My Ruby turned 33 weeks old yesterday. She laid her first egg yesterday, a small blue egg. There was a tiny bit of blood on the shell. A friend who raises chickens said this is not unusual for late layers and it was nothing to worry about. Her trying to lay for several weeks probably strained.


----------



## robin416 (Sep 8, 2013)

Now you can relax for a bit. Until something else catches your attention.


----------



## ChickenMom24 (Feb 14, 2021)

Chick named small fri said:


> Ah ok here is her pic. What do you think about cody.
> View attachment 43358
> View attachment 43359


Cute hen! Reminds me of that dog from the old Disney movies.


----------



## HSJ07 (Aug 25, 2020)

robin416 said:


> Now you can relax for a bit. Until something else catches your attention.

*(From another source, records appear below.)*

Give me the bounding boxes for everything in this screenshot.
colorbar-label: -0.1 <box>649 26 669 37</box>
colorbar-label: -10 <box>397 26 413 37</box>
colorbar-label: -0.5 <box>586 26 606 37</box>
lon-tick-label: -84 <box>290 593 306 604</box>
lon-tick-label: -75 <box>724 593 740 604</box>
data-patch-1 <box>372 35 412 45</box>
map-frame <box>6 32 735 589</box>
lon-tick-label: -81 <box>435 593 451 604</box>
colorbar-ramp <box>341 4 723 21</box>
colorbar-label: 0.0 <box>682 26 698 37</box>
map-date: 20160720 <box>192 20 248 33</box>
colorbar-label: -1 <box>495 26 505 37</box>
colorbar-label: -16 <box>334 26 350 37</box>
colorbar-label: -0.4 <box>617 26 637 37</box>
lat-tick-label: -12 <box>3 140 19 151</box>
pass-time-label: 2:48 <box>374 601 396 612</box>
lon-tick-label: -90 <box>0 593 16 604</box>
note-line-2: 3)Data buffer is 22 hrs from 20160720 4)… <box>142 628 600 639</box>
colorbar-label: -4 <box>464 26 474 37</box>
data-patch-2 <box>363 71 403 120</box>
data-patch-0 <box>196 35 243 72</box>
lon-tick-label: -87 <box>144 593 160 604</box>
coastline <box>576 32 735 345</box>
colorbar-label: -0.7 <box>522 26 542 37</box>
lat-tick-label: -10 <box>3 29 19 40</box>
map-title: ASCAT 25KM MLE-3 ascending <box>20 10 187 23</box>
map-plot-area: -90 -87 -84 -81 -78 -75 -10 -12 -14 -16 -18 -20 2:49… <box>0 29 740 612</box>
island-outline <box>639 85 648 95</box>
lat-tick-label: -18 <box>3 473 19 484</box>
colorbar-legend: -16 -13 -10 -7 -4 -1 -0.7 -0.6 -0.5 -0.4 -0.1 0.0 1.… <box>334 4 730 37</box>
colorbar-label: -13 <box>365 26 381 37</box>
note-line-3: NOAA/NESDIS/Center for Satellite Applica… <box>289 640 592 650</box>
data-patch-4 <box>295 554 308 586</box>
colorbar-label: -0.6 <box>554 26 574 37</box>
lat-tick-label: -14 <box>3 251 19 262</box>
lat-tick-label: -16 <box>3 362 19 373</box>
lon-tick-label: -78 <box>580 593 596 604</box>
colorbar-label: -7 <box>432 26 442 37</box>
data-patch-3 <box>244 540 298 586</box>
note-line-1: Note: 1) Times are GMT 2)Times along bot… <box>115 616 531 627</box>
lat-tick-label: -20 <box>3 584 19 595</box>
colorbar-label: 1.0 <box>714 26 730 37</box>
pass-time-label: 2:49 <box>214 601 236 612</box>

 I am an old man who spoils my chickens like I do the grandkids. I am concerned for each and every one of mine and I am sure I am over protective. I think my chickens have a good life and always want it to be better. I had never had a chicken who waited this long to lay. Last night and today her life is better, It is like "Hey Ruby, you laid so we won't pick on you anymore. You are one of us now" They are all treating her good today. I am retired so I do spend several hours each day with them at least an hour at the time. Just a doting old man!


----------



## robin416 (Sep 8, 2013)

And that's how it works. 

But worry should not be part of the chicken keeping thing. Maybe as time goes on you'll recognize what is not right with one of your feathered ones. It can be hard. I know. But they are there for you and you're there for them. Enjoy each moment.


----------